How to prepare for a job interview at Menlo Ventures
✨Know Your Tech Inside Out
Make sure you’re well-versed in distributed systems, cloud platforms, and the specific technologies mentioned in the job description. Brush up on your knowledge of Kubernetes, IaC, and machine learning accelerators. Being able to discuss these topics confidently will show that you’re not just familiar but truly understand the tech landscape.
✨Showcase Your Leadership Skills
Since this role involves leading complex initiatives, be prepared to share examples of past experiences where you’ve successfully led teams or projects. Highlight how you built alignment across stakeholders and drove technical strategies.

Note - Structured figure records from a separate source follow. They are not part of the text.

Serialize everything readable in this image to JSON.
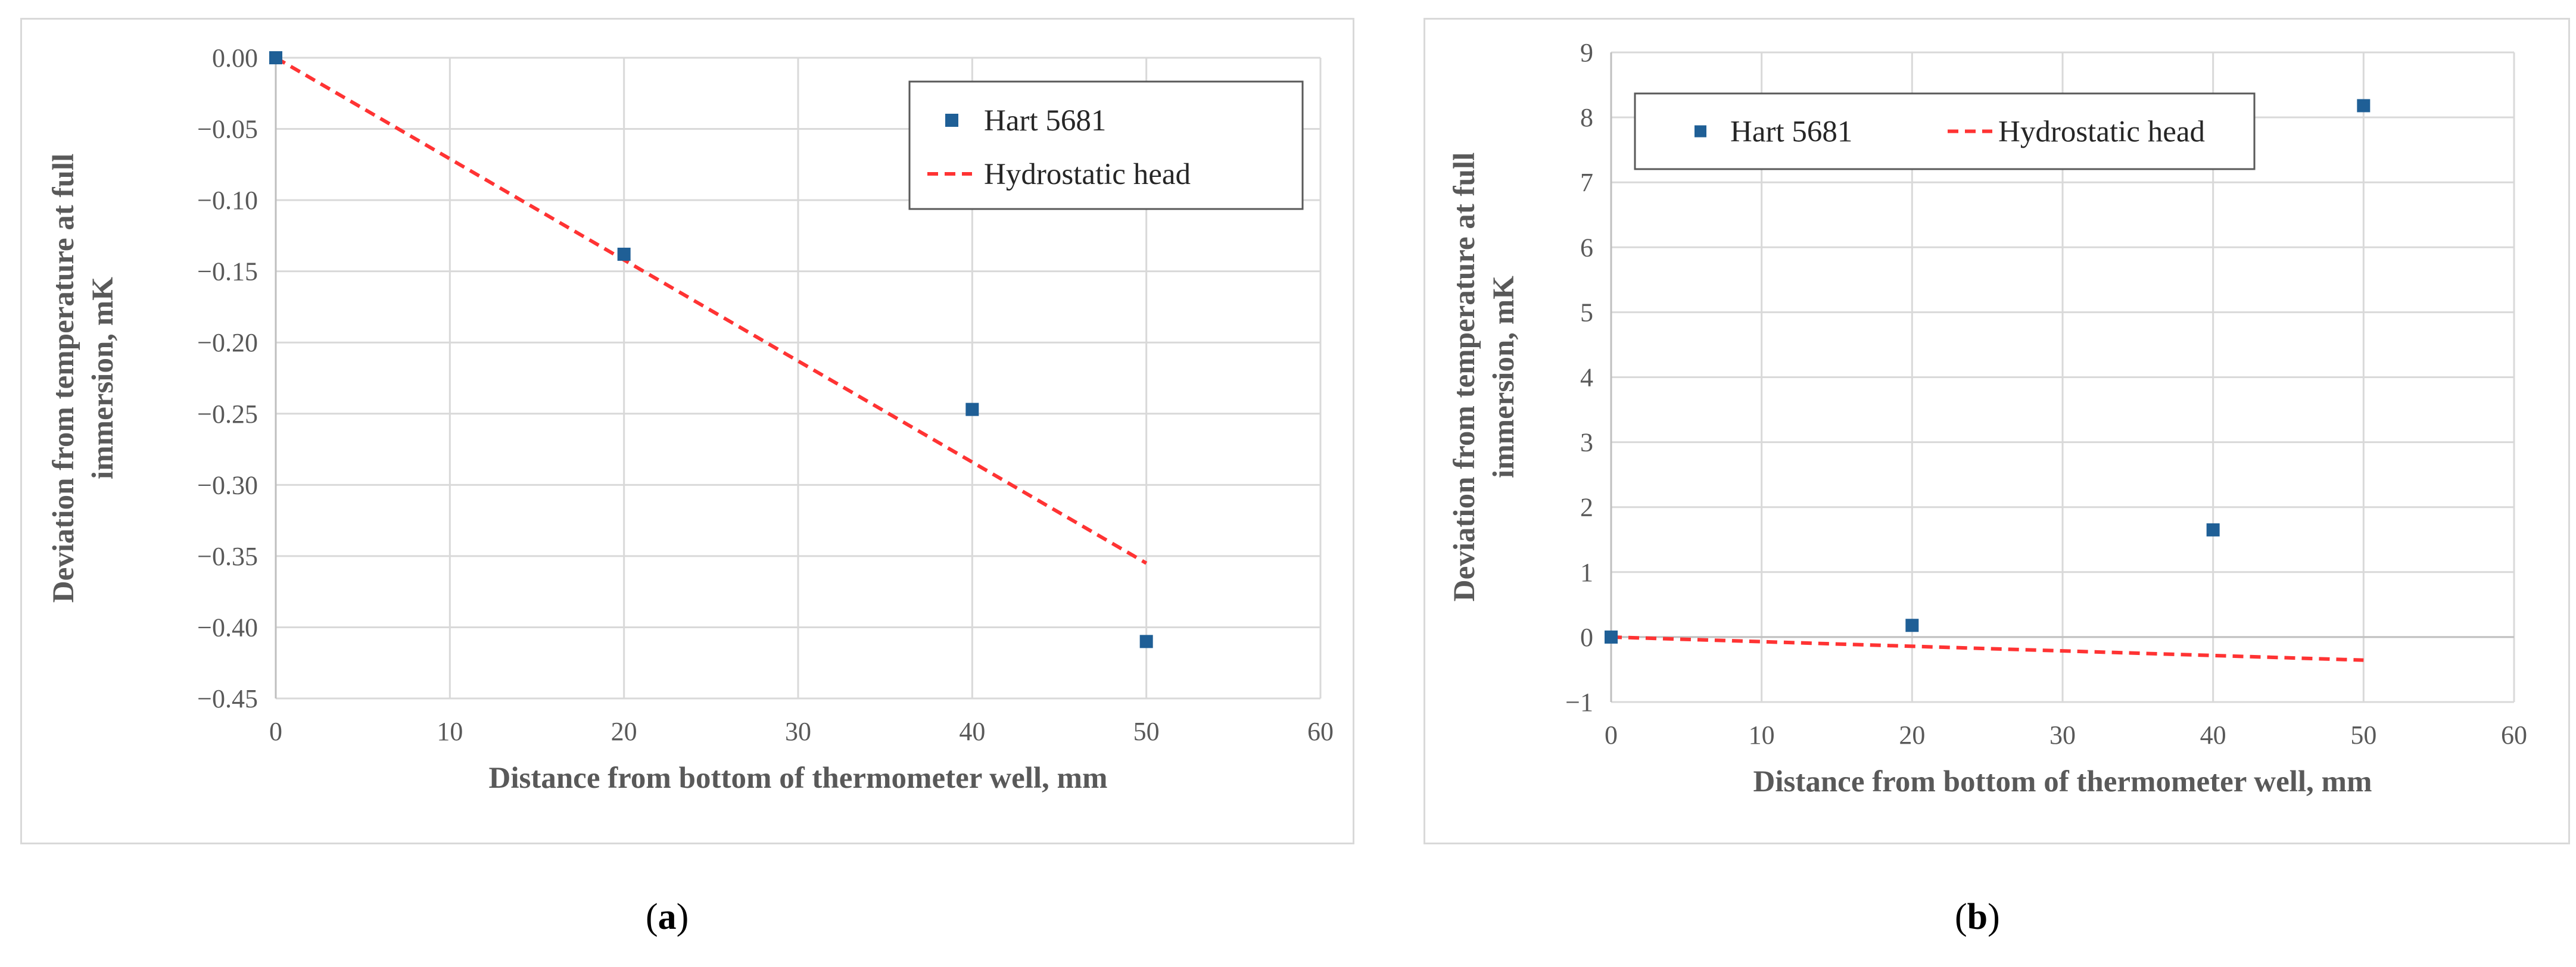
{
  "chart_data": [
    {
      "type": "scatter",
      "panel": "a",
      "caption_letter": "a",
      "xlabel": "Distance from bottom of thermometer well, mm",
      "ylabel": "Deviation from temperature at full immersion, mK",
      "ylabel_lines": [
        "Deviation from temperature at full",
        "immersion, mK"
      ],
      "xlim": [
        0,
        60
      ],
      "ylim": [
        -0.45,
        0.0
      ],
      "x_ticks": [
        0,
        10,
        20,
        30,
        40,
        50,
        60
      ],
      "x_tick_labels": [
        "0",
        "10",
        "20",
        "30",
        "40",
        "50",
        "60"
      ],
      "y_ticks": [
        0.0,
        -0.05,
        -0.1,
        -0.15,
        -0.2,
        -0.25,
        -0.3,
        -0.35,
        -0.4,
        -0.45
      ],
      "y_tick_labels": [
        "0.00",
        "−0.05",
        "−0.10",
        "−0.15",
        "−0.20",
        "−0.25",
        "−0.30",
        "−0.35",
        "−0.40",
        "−0.45"
      ],
      "grid": true,
      "legend_position": "top-right",
      "series": [
        {
          "name": "Hart 5681",
          "kind": "markers",
          "color": "#1f5f96",
          "x": [
            0,
            20,
            40,
            50
          ],
          "y": [
            0.0,
            -0.138,
            -0.247,
            -0.41
          ]
        },
        {
          "name": "Hydrostatic head",
          "kind": "dashed-line",
          "color": "#ff3333",
          "x": [
            0,
            50
          ],
          "y": [
            0.0,
            -0.355
          ]
        }
      ]
    },
    {
      "type": "scatter",
      "panel": "b",
      "caption_letter": "b",
      "xlabel": "Distance from bottom of thermometer well, mm",
      "ylabel": "Deviation from temperature at full immersion, mK",
      "ylabel_lines": [
        "Deviation from temperature at full",
        "immersion, mK"
      ],
      "xlim": [
        0,
        60
      ],
      "ylim": [
        -1,
        9
      ],
      "x_ticks": [
        0,
        10,
        20,
        30,
        40,
        50,
        60
      ],
      "x_tick_labels": [
        "0",
        "10",
        "20",
        "30",
        "40",
        "50",
        "60"
      ],
      "y_ticks": [
        -1,
        0,
        1,
        2,
        3,
        4,
        5,
        6,
        7,
        8,
        9
      ],
      "y_tick_labels": [
        "−1",
        "0",
        "1",
        "2",
        "3",
        "4",
        "5",
        "6",
        "7",
        "8",
        "9"
      ],
      "grid": true,
      "legend_position": "top-left",
      "series": [
        {
          "name": "Hart 5681",
          "kind": "markers",
          "color": "#1f5f96",
          "x": [
            0,
            20,
            40,
            50
          ],
          "y": [
            0.0,
            0.18,
            1.65,
            8.18
          ]
        },
        {
          "name": "Hydrostatic head",
          "kind": "dashed-line",
          "color": "#ff3333",
          "x": [
            0,
            50
          ],
          "y": [
            0.0,
            -0.355
          ]
        }
      ]
    }
  ]
}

This will demonstrate your capability to take charge and guide others effectively.
✨Prepare for Problem-Solving Questions
Expect to face questions that assess your problem-solving skills, especially around infrastructure architecture and reliability. Think of scenarios where you had to troubleshoot or optimise systems, and be ready to walk through your thought process. This will showcase your analytical skills and ability to handle real-world challenges.
✨Engage with the Interviewers
Interviews are a two-way street! Prepare thoughtful questions about the team’s current projects, challenges they face, and their vision for the future. This not only shows your interest in the role but also helps you gauge if the company aligns with your career goals. Plus, it makes for a more engaging conversation!